Association of American Feed Control Officials

AM

adult maintenance

CP

crude protein

DIAAS

digestible indispensable amino acid score

DDGS

distillers dried grain with solubles

DM

dry matter

EG

early growth

FAO

Food and Agriculture Organization

FEDIAF

European Pet Food Industry Federation

GR

growth and reproduction

IAA

indispensable amino acid

LAA

limiting amino acid

LG

late growth

MR

minimal requirement

NRC

National Research Council

PDCAAS

protein digestibility-corrected amino acid score

PQ

protein quality

RA

recommended allowance

SAA

sulfur amino acids (Met + Cys)

Authors’ Contributions

J.R.T. and A.K.S. conceptualized the project. J.R.T conducted the research and analyzed the data, and all authors contributed to the writing of the manuscript. J.R.T. had primary responsibility for the final content. All authors read and approved the final manuscript.
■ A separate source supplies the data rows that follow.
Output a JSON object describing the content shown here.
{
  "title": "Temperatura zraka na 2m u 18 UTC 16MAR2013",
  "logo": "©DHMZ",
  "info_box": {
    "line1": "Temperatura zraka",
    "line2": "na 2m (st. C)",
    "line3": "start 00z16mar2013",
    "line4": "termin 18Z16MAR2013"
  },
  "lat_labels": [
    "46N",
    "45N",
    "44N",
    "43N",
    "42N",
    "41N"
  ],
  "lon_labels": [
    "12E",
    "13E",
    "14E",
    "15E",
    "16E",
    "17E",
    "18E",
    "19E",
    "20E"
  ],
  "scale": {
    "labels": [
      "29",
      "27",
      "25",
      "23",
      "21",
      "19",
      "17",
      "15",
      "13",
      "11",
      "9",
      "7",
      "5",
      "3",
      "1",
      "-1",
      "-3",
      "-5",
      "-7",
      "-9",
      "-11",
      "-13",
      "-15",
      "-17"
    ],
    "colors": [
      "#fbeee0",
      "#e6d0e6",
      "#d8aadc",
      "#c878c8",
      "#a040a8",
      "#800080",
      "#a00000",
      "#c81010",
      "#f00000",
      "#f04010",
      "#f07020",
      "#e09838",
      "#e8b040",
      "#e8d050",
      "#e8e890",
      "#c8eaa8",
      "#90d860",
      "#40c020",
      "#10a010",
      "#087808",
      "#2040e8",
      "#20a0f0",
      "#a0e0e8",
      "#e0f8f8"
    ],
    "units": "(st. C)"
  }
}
Conflict of Interest Statement

The work was funded by Champion Petfoods LT (Morinville, AB) and Mitacs (Toronto, ON). The funders had no role in study design, data collection, and analysis, decision to publish, or preparation of the manuscript. A.K.S. is the Champion Petfoods Chair in Canine and Feline Nutrition, Physiology and Metabolism, a Champion Petfoods consultant, receives research funding from private industry, and was a former employee of P&G Petcare and Mars Petcare. J.R.T is currently employed by Primal Pet Foods (Fairfield, CA).